Kâligor Malëter, fin de journée, 1er cycle de Kreskìntia, Ignïa An 245 Il faisait bon. L'air tiède de cette fin de journée s'engouffrait dans ma fourrure. La forêt semblait de plus en plus silencieuse. Je sentais déjà les effluves du lac Miriel me parvenir. Je courrais, avec deux de mes compères, côte à côte. L'un d'eux tourna la tête vers moi et me fit un signe. Il sentait aussi. Nous nous arrêtâmes, juste derrière un vieil arbre couché. Je sentais son écorce morte, et les débris crissaient sous mes pattes. Puis je me transformais. Mes alliés firent de même. Je passais la main dans le tronc, par un trou soigneusement dissimulé avec des feuilles.
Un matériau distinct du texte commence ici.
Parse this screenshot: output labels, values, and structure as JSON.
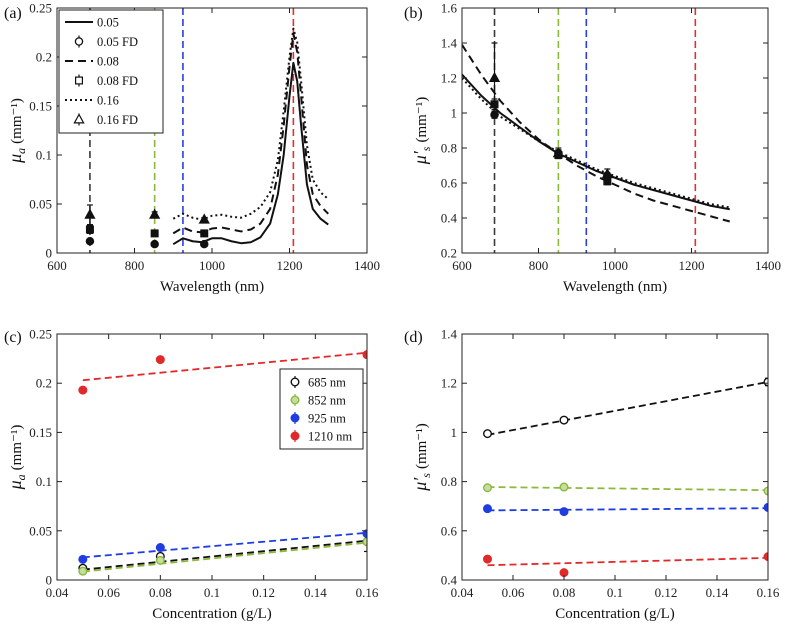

Tout était là. Je posais le sac de toile de jute par terre, m'accroupis, puis l'ouvris. A l’intérieur il y avait des habits, et trois couteaux. Je me servais dans le sac, prenant une arme et mes vêtement et m'habilla. La nudité ne nous gênait absolument pas, nous étions tous habitués. Une fois tout le monde prêt, je terminais les derniers ajustement de ma cape marron, et brisa enfin le silence qui s'était installé depuis notre départ:
-"Voilà où elle habite. Faites attention. Elle est sûrement armée, maligne et redoutable. J'ai entendue dire qu'en plus d'être une excellente voleuse, et qu'elle se reconvertit petit à petit dans l'assassinat, elle fait partie des Rhaws. Ne la sous-estimez pas. Nous avons un plan et tenez-vous y."Mon ton ne tolérait aucune erreur. D'ailleurs ils hochèrent la tête s'en rien dire et se postèrent à l'orée de la forêt. Je les aimais bien ces deux-là. Efficaces, peu bavards, et pas du genre à improviser. C'était ce qu'il me fallait. Je m'accroupis et attendis qu'elle sorte.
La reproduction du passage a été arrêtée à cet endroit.